Bill #1: Stop Addictive Feeds Exploitation (SAFE) for Kids Act

This SAFE for Kids Act will require social media companies to restrict the addictive features on their platforms that most harm young users. Currently, platforms supplement the content that users view from the accounts they follow by serving them additional content from accounts they do not follow or subscribe to. This content is curated using algorithms that gather and display content based on a variety of factors. However, algorithmic feeds have been shown to be addictive because they prioritize content that keeps users on the platform longer. Addictive feeds are correlated with an increase in the amount of time that teens and young adults spend on social media and significant negative mental health outcomes for minors.

To address this problem, the legislation will:

  • Ban social media platforms from offering addictive feeds to any persons under 18 without parental consent. Instead, users will receive a chronological feed of content from only the users that they already follow or feeds of generally popular content – the same way that social media feeds functioned before the advent of addictive feeds. Users may also search for specific topics of interest.
  • Prohibit social media platforms from sending notifications to minors from 12AM and 6AM without verifiable parental consent.
  • Allow users and parents to opt out of minors accessing social media platforms between the hours of 12AM and 6AM.
  • Authorize the Office of the Attorney General (OAG) to bring an action to enjoin or seek damages or civil penalties of up to $5,000 per violation. Allow any parent/guardian of a covered minor to sue for damages of up to $500 per user per incident, or actual damages, whichever is greater.

This legislation will only impact social media platforms with feeds comprised of user-generated content along with other material that the platform recommends to users based on data it collects from them. For example, Facebook, Instagram, TikTok, Twitter, and YouTube would all be subject to this legislation.

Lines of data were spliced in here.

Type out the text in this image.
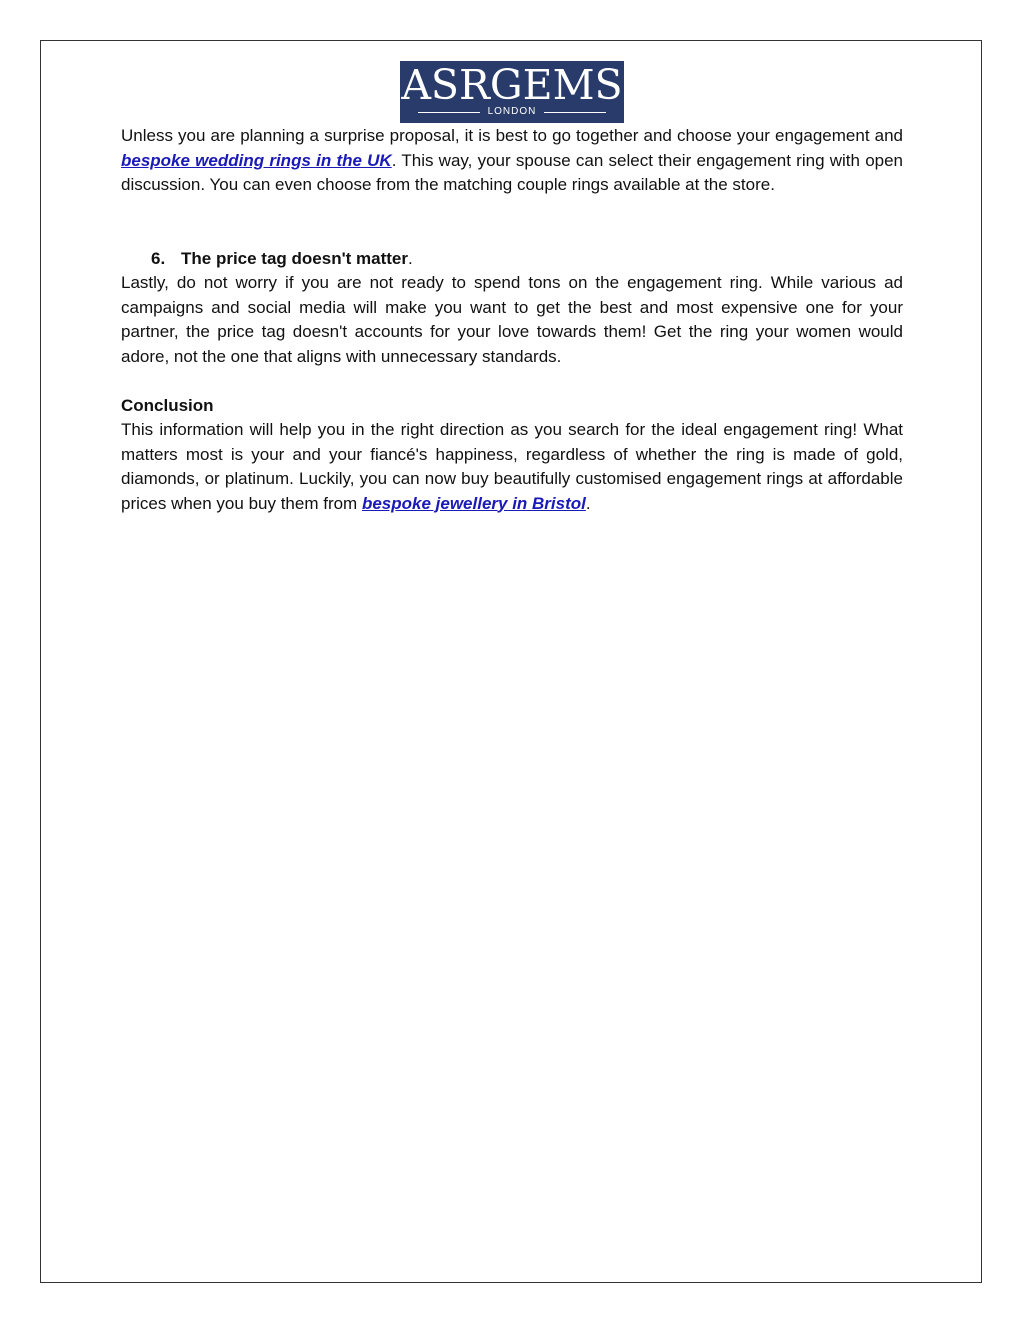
ASRGEMS
LONDON

Unless you are planning a surprise proposal, it is best to go together and choose your engagement and bespoke wedding rings in the UK. This way, your spouse can select their engagement ring with open discussion. You can even choose from the matching couple rings available at the store.

6. The price tag doesn't matter.

Lastly, do not worry if you are not ready to spend tons on the engagement ring. While various ad campaigns and social media will make you want to get the best and most expensive one for your partner, the price tag doesn't accounts for your love towards them! Get the ring your women would adore, not the one that aligns with unnecessary standards.

Conclusion

This information will help you in the right direction as you search for the ideal engagement ring! What matters most is your and your fiancé's happiness, regardless of whether the ring is made of gold, diamonds, or platinum. Luckily, you can now buy beautifully customised engagement rings at affordable prices when you buy them from bespoke jewellery in Bristol.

Bill #2: The New York Child Data Protection Act

With few privacy protections in place for minors online, children are vulnerable to having their location and other personal data tracked and shared with third parties. To protect children's privacy, the New York Child Data Protection Act will prohibit all online sites from collecting, using, sharing, or selling personal data of anyone under the age of 18 for the purposes of advertising, unless they receive informed consent or unless doing so is strictly necessary for the purpose of the website. For users under 13, this informed consent must come from a parent. The bill authorizes the Office of the Attorney General to enforce the law and may enjoin, seek damages, or civil penalties of up to $5,000 per violation.